Opération Nez rouge, « un modèle génial »

L’Opération Nez rouge, dont le modèle a été repris dans six provinces, en Suisse, mais aussi en France et au Portugal, a sans doute contribué aux baisses de décès sur les routes pendant les Fêtes.

Depuis ses débuts en 1984, Nez rouge a fait 2,4 millions de raccompagnements à travers le pays.

« C’est un modèle génial, qui a fait de la réduction de méfait avant l’heure, sans jugement moral face à l’alcool », souligne Louise Nadeau, professeure émérite du département de psychologie de l’Université de Montréal, qui a siégé pendant 27 ans au conseil d’administration d’Éduc’alcool.

En revanche, Mme Nadeau est dubitative quant aux chiffres voulant que peu de conducteurs aux facultés affaiblies soient des récidivistes. À son avis, c’est surtout qu’ils n’ont jamais été interceptés dans un barrage policier et qu’ils ont eu la chance de ne pas avoir d’accident.

Demandez autour de vous, notamment à des personnes d’un certain âge, si elles ont déjà été prises dans un barrage routier. Probable que non. Le nombre de ces barrages est ridiculement faible.

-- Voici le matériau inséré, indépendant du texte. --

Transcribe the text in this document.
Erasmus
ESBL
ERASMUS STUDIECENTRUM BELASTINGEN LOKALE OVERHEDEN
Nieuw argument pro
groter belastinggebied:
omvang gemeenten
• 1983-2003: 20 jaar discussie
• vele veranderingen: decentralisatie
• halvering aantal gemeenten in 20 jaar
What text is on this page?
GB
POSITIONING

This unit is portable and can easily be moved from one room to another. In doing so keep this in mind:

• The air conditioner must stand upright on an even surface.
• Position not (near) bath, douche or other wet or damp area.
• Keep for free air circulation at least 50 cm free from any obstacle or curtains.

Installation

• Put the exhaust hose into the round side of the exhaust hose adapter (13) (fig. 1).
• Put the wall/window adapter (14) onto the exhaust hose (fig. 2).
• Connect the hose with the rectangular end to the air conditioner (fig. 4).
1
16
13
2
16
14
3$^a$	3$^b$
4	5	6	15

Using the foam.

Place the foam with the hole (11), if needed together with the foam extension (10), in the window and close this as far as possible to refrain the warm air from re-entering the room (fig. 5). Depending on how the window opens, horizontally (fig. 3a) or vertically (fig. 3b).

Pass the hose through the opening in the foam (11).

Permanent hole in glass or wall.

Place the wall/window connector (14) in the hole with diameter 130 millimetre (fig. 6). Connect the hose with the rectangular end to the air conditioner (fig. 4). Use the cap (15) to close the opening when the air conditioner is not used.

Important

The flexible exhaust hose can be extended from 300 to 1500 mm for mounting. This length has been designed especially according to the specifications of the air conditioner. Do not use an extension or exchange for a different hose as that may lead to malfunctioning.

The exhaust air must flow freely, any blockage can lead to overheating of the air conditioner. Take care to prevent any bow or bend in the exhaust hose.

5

Louise Nadeau, professeure émérite du département de psychologie de l’Université de Montréal

Mais pour ceux qui sont ivres au volant et qui causent des blessures ou la mort, elle rappelle que « le Code pénal n’est pas du tout clément ».

Marie Claude Ouimet, professeure de la faculté de médecine et des sciences de la santé à l’Université de Sherbrooke, note quant à elle que dans les études, « les taux de collision mortelle commencent à augmenter dès 0,02 ».

Les accidents graves n’arrivent pas qu’à ceux qui ont passé la soirée dans les bars, rappelle-t-elle, « mais aussi à ceux qui commencent à boire en après-midi en cuisinant et qui partent à l’épicerie quand ils réalisent qu’il leur manque du cumin ».

En savoir plus
  • Une sur quatre
    Une collision mortelle sur quatre est attribuable à l’alcool au volant.